Morrisons is planning to close 100 convenience stores over the coming months, putting hundreds of jobs at risk, citing rising costs linked to government policy.
The supermarket said the affected Morrisons Daily stores had been loss-making for some time and were originally acquired as part of its £190m rescue deal for McColl’s in 2022.
It said the stores’ performance had been “challenged for a number of years” despite efforts to improve trading.
However, it added that the situation had been made worse by “significant cost increases resulting from government policy choices”, including rises to the national living wage and employer National Insurance contributions.
Morrisons said it was proposing to take the “tough but necessary decision” to close the stores, with a consultation set to begin shortly.
The retailer has not confirmed how many jobs are at risk, although it is understood hundreds of staff could be affected.
A Morrisons spokesperson said the business would look to find alternative roles for employees impacted by the closures where possible.
The closures come after Morrisons said last year it would shut 52 cafés and 17 convenience stores. Last month, the grocer also revealed that around 200 roles were at risk at its Bradford head office.

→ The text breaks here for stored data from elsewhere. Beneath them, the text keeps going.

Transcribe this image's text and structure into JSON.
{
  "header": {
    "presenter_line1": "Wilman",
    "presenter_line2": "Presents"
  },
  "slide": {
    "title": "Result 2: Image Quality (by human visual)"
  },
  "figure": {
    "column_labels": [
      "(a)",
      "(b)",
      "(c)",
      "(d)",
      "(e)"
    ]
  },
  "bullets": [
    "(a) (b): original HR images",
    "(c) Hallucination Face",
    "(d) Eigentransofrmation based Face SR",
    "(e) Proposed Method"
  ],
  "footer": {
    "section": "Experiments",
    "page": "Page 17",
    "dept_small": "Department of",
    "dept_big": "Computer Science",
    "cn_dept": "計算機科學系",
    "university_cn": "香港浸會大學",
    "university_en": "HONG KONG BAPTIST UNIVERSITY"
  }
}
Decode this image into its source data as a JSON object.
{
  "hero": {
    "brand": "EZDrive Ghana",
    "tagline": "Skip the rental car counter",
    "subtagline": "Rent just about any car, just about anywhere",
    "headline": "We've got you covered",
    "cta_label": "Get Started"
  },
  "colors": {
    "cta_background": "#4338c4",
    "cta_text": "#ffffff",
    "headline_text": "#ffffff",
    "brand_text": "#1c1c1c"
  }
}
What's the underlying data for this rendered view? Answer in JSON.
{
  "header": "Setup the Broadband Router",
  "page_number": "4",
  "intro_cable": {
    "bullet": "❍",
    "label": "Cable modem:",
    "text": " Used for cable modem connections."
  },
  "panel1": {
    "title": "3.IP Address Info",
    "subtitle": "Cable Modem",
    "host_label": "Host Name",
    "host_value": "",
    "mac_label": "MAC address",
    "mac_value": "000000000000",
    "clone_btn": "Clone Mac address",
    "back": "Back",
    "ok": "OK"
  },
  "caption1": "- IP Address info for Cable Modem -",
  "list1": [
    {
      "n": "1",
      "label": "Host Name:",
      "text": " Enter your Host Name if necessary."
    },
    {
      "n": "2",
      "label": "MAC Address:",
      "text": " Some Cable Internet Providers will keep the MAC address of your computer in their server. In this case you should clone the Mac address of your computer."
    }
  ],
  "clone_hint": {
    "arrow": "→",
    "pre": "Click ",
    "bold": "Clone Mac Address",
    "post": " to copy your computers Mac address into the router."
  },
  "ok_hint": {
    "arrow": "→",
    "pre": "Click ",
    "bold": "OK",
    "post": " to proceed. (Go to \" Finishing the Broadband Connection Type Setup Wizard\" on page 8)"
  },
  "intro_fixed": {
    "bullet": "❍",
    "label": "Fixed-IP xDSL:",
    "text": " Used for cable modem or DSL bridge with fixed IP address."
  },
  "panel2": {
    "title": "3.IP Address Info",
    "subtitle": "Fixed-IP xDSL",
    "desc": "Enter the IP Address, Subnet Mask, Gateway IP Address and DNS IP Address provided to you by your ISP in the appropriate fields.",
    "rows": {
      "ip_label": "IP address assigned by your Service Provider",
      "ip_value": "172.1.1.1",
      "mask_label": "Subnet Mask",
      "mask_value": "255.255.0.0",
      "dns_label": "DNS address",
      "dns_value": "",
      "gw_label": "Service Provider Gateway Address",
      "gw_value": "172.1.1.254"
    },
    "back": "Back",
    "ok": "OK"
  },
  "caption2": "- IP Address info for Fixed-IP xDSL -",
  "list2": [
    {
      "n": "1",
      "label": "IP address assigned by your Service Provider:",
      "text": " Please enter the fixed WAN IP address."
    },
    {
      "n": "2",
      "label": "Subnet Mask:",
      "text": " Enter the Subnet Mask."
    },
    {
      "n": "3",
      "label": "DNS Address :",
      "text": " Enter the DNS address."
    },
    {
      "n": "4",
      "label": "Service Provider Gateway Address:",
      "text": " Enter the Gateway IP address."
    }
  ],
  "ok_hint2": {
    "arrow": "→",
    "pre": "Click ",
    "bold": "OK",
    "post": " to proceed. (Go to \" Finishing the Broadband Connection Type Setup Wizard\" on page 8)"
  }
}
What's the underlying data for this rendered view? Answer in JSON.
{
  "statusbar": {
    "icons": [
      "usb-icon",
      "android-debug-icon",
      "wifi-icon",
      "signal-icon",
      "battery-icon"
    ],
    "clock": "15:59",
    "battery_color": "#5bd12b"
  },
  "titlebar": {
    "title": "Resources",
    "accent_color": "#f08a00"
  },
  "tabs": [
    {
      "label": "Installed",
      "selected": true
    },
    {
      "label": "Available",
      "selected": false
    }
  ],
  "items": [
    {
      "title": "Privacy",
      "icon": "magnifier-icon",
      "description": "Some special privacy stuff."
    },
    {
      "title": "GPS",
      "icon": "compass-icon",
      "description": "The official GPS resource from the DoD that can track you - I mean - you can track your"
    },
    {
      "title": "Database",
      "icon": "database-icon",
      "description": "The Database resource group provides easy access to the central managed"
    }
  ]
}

Morrisons currently operates around 1,700 Morrisons Daily convenience stores and opened more than 120 franchise stores last year.
The supermarket has not yet named the stores earmarked for closure, but said the affected sites were spread across the UK.
Despite the planned closures, Morrisons said it still had a “robust expansion plan” for 2026 and saw scope to open hundreds more franchise stores over the coming years.
A government spokesperson said the closures were a commercial decision for Morrisons.
“We understand that this is a concerning time for workers and their families,” they said.
“A broad range of support is available for those affected. Acas can also provide employees and employers with free, impartial advice on workplace rights, rules and best practice.”
Food and drink businesses are facing new costs under the government’s Extended Producer Responsibility programme, which charges companies for the cost to councils of recycling some product packaging.
The pressure comes as food inflation continues to run ahead of the Bank of England’s two per cent target. New figures show annual food price inflation reached 3 per cent in April, above the overall inflation rate of 2.8 per cent.
Retailers have also warned that food inflation could rise further this year amid global disruption and higher supply chain costs.
This week, supermarket sources said the government had asked grocers to consider voluntarily freezing prices on key food items in exchange for easing regulation.
However, the proposal sparked a backlash from industry figures.
Former Sainsbury’s boss Justin King said the UK supermarket sector was already highly competitive and accused the Treasury of being “hypocritical” for asking supermarkets to cap prices while government policy was adding to inflation.